Third treatment: Tension was noted in left suprascapular mm., cranial lumbar spine, left superficial and middle gluteal mm. and left semitendinosus m. Needles used included: 0.25mm x 30 mm Serin needles and 0.20 mm x 25 mm Hwato needles Bai Hui, GV 14- placed for increase parasympathetic tone (calming) SI 12- placed on left side for treatment of trigger point in supraspinatus muscle. BL 25, BL 28, BL 29, BL 54, GB 29, BG 30, BL 37, BL 39, BL 40- placed on left side only for lumbosacral pain, peripheral nerve stimulation, and myofascial pain along the semitendinosus m. Ting points: ST 45 and GB 44 placed in left pelvic limb for additional peripheral nerve stimulation. BL 10, GB 20, GB 21, and LI 16 – placed bilaterally for decreased pain and inflammation in cervical spine. E-stim: BL 10- LI 16 bilaterally at 2 Hz for 5 minutes with an ITO unit.

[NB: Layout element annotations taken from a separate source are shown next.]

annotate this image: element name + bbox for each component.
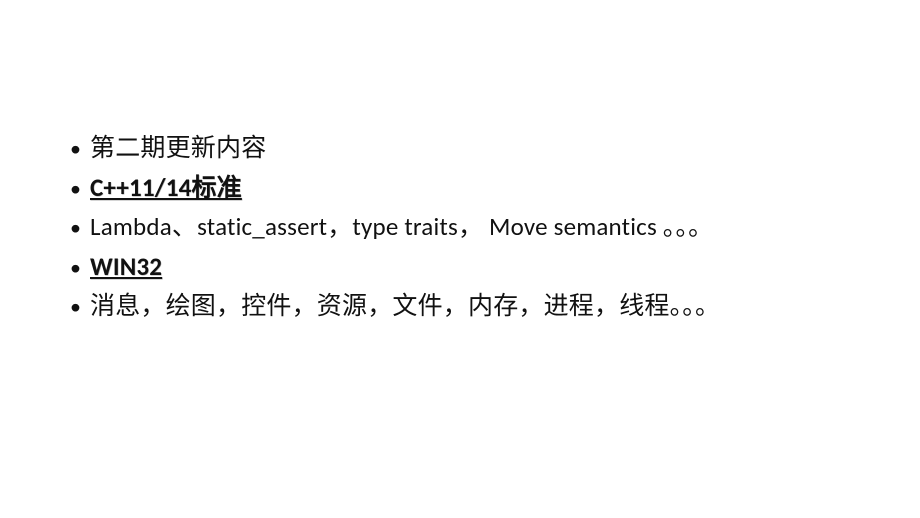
bullet-text: Lambda、static_assert，type traits， Move s… xyxy=(90,211,713,242)
list-item: C++11/14标准 xyxy=(70,168,920,208)
slide: 第二期更新内容 C++11/14标准 Lambda、static_assert，… xyxy=(0,0,920,518)
bullet-list: 第二期更新内容 C++11/14标准 Lambda、static_assert，… xyxy=(70,128,920,326)
bullet-text: 消息，绘图，控件，资源，文件，内存，进程，线程。。。 xyxy=(90,290,720,321)
list-item: 第二期更新内容 xyxy=(70,128,920,168)
list-item: WIN32 xyxy=(70,247,920,287)
list-item: 消息，绘图，控件，资源，文件，内存，进程，线程。。。 xyxy=(70,286,920,326)
bullet-text: C++11/14标准 xyxy=(90,172,242,203)
bullet-text: 第二期更新内容 xyxy=(90,132,266,163)
list-item: Lambda、static_assert，type traits， Move s… xyxy=(70,207,920,247)
bullet-text: WIN32 xyxy=(90,251,162,282)
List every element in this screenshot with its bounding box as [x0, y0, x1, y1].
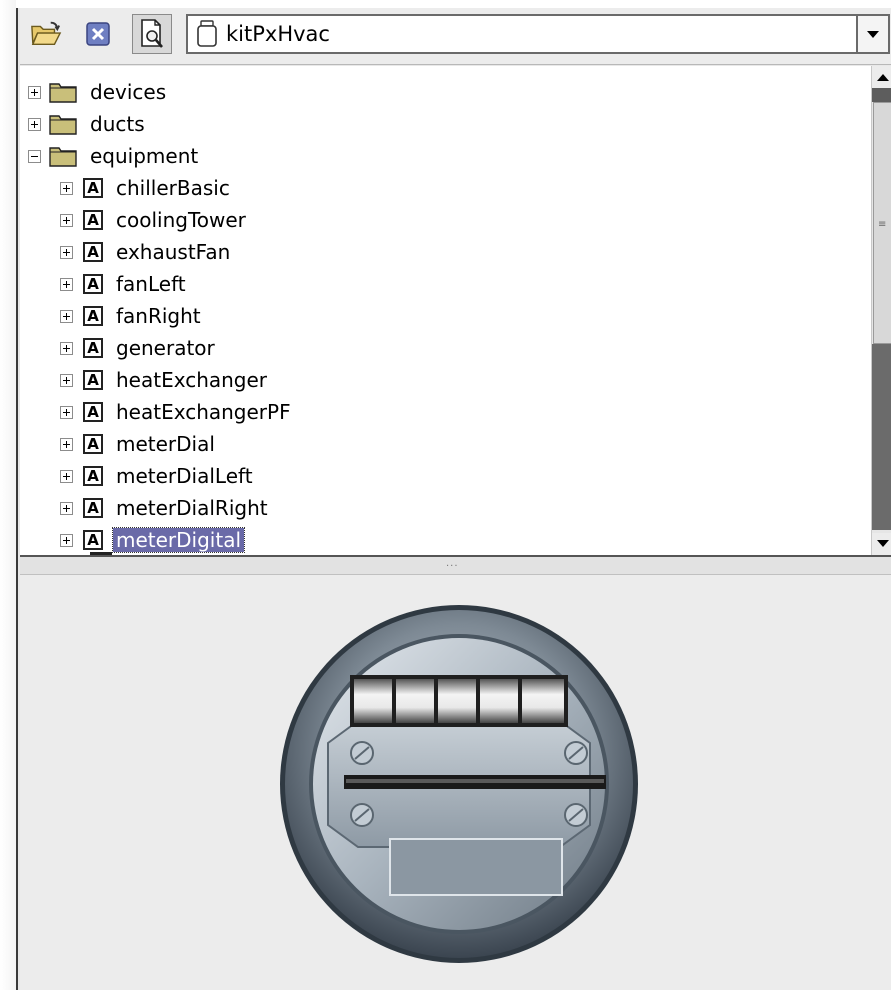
tree-item-label: chillerBasic	[116, 176, 230, 200]
jar-icon	[197, 20, 217, 47]
tree-item-heatExchangerPF[interactable]: A heatExchangerPF	[60, 396, 294, 428]
background-edge	[0, 0, 16, 990]
tree-folder-label: ducts	[90, 112, 145, 136]
close-button[interactable]	[82, 18, 114, 50]
component-icon: A	[83, 306, 103, 326]
find-document-icon	[141, 19, 163, 48]
tree-folder-label: equipment	[90, 144, 199, 168]
chevron-down-icon	[867, 30, 879, 38]
tree-item-chillerBasic[interactable]: A chillerBasic	[60, 172, 233, 204]
scroll-down-button[interactable]	[872, 533, 891, 555]
find-button[interactable]	[132, 14, 172, 54]
tree-item-meterDial[interactable]: A meterDial	[60, 428, 218, 460]
scroll-track-upper[interactable]	[872, 88, 891, 102]
split-pane-divider[interactable]: ···	[20, 555, 891, 575]
expand-icon[interactable]	[60, 501, 73, 515]
expand-icon[interactable]	[60, 469, 73, 483]
tree-item-label: heatExchanger	[116, 368, 268, 392]
expand-icon[interactable]	[60, 245, 73, 259]
folder-icon	[49, 147, 77, 167]
palette-panel: kitPxHvac devices ducts equipment A chil…	[16, 8, 891, 990]
folder-icon	[49, 115, 77, 135]
tree-item-label-selected: meterDigital	[111, 527, 246, 553]
tree-item-fanRight[interactable]: A fanRight	[60, 300, 204, 332]
expand-icon[interactable]	[60, 309, 73, 323]
tree-item-heatExchanger[interactable]: A heatExchanger	[60, 364, 270, 396]
arrow-up-icon	[877, 74, 889, 81]
tree-item-label: generator	[116, 336, 215, 360]
splitter-grip-icon: ···	[446, 561, 459, 572]
module-select[interactable]: kitPxHvac	[186, 14, 890, 54]
open-folder-button[interactable]	[30, 18, 62, 50]
component-icon: A	[83, 402, 103, 422]
scroll-track-lower[interactable]	[872, 344, 891, 530]
expand-icon[interactable]	[60, 341, 73, 355]
expand-icon[interactable]	[28, 85, 41, 99]
component-icon: A	[83, 466, 103, 486]
tree-item-label: heatExchangerPF	[116, 400, 291, 424]
dropdown-arrow-button[interactable]	[856, 16, 888, 52]
tree-item-generator[interactable]: A generator	[60, 332, 218, 364]
component-icon: A	[83, 274, 103, 294]
tree-vertical-scrollbar[interactable]: ≡	[871, 66, 891, 555]
palette-tree: devices ducts equipment A chillerBasic A…	[20, 66, 871, 555]
component-icon: A	[83, 434, 103, 454]
module-select-value: kitPxHvac	[226, 22, 330, 46]
component-icon: A	[83, 178, 103, 198]
expand-icon[interactable]	[60, 373, 73, 387]
component-icon: A	[83, 242, 103, 262]
tree-item-coolingTower[interactable]: A coolingTower	[60, 204, 249, 236]
scroll-up-button[interactable]	[872, 66, 891, 88]
tree-item-label: exhaustFan	[116, 240, 231, 264]
expand-icon[interactable]	[60, 277, 73, 291]
preview-pane	[20, 575, 891, 990]
close-icon	[86, 22, 110, 46]
arrow-down-icon	[877, 540, 889, 547]
expand-icon[interactable]	[60, 533, 73, 547]
expand-icon[interactable]	[28, 117, 41, 131]
tree-item-exhaustFan[interactable]: A exhaustFan	[60, 236, 233, 268]
tree-item-meterDialRight[interactable]: A meterDialRight	[60, 492, 271, 524]
digit-drums	[350, 675, 568, 727]
toolbar: kitPxHvac	[20, 8, 891, 65]
tree-folder-devices[interactable]: devices	[28, 76, 169, 108]
tree-item-label: fanRight	[116, 304, 201, 328]
tree-item-label: meterDial	[116, 432, 215, 456]
tree-folder-equipment[interactable]: equipment	[28, 140, 201, 172]
tree-folder-ducts[interactable]: ducts	[28, 108, 148, 140]
component-icon: A	[83, 530, 103, 550]
tree-item-meterDialLeft[interactable]: A meterDialLeft	[60, 460, 256, 492]
collapse-icon[interactable]	[28, 149, 41, 163]
component-icon: A	[83, 210, 103, 230]
tree-item-label: fanLeft	[116, 272, 186, 296]
tree-folder-label: devices	[90, 80, 167, 104]
scroll-thumb[interactable]: ≡	[873, 102, 891, 344]
grip-icon: ≡	[878, 219, 887, 230]
expand-icon[interactable]	[60, 213, 73, 227]
tree-item-label: meterDialLeft	[116, 464, 253, 488]
tree-item-fanLeft[interactable]: A fanLeft	[60, 268, 189, 300]
open-folder-icon	[31, 21, 62, 46]
component-icon: A	[83, 498, 103, 518]
tree-item-label: coolingTower	[116, 208, 246, 232]
component-icon: A	[83, 338, 103, 358]
expand-icon[interactable]	[60, 405, 73, 419]
tree-item-meterDigital[interactable]: A meterDigital	[60, 524, 246, 555]
component-icon: A	[83, 370, 103, 390]
expand-icon[interactable]	[60, 437, 73, 451]
tree-item-label: meterDialRight	[116, 496, 268, 520]
folder-icon	[49, 83, 77, 103]
digital-meter-image	[280, 605, 638, 963]
expand-icon[interactable]	[60, 181, 73, 195]
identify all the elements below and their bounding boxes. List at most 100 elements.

Outcomes, Discussions, and References:
Captain showed a lot of improvement with each treatment. His behavior improved, and he was less spooky. However, this is not a controlled study and it is unclear if his behavior change is due to acupuncture treatment of continued behavior training. It was apparent to the owner and trainer that his demeanor was improved with the treatments. On each assessment muscle soreness was noted predominantly on the left side and therefore treatment was targeted to this area. On re-evaluation after 3 weekly treatments, Captain showed dramatic improvement in his conscious proprioception in his pelvic limbs with only continued abnormal foot placement of the right hind that was repeatable. His movement in a tight circle was much calmer and his foot placement more deliberate. Range of motion in his neck appeared more comfortable, but there was some mild continued delay in lateral motion to the left. His owner is very happy with his progress and since has been able to be ridden consistently outside. He will continue to be treated every other week for the next few months.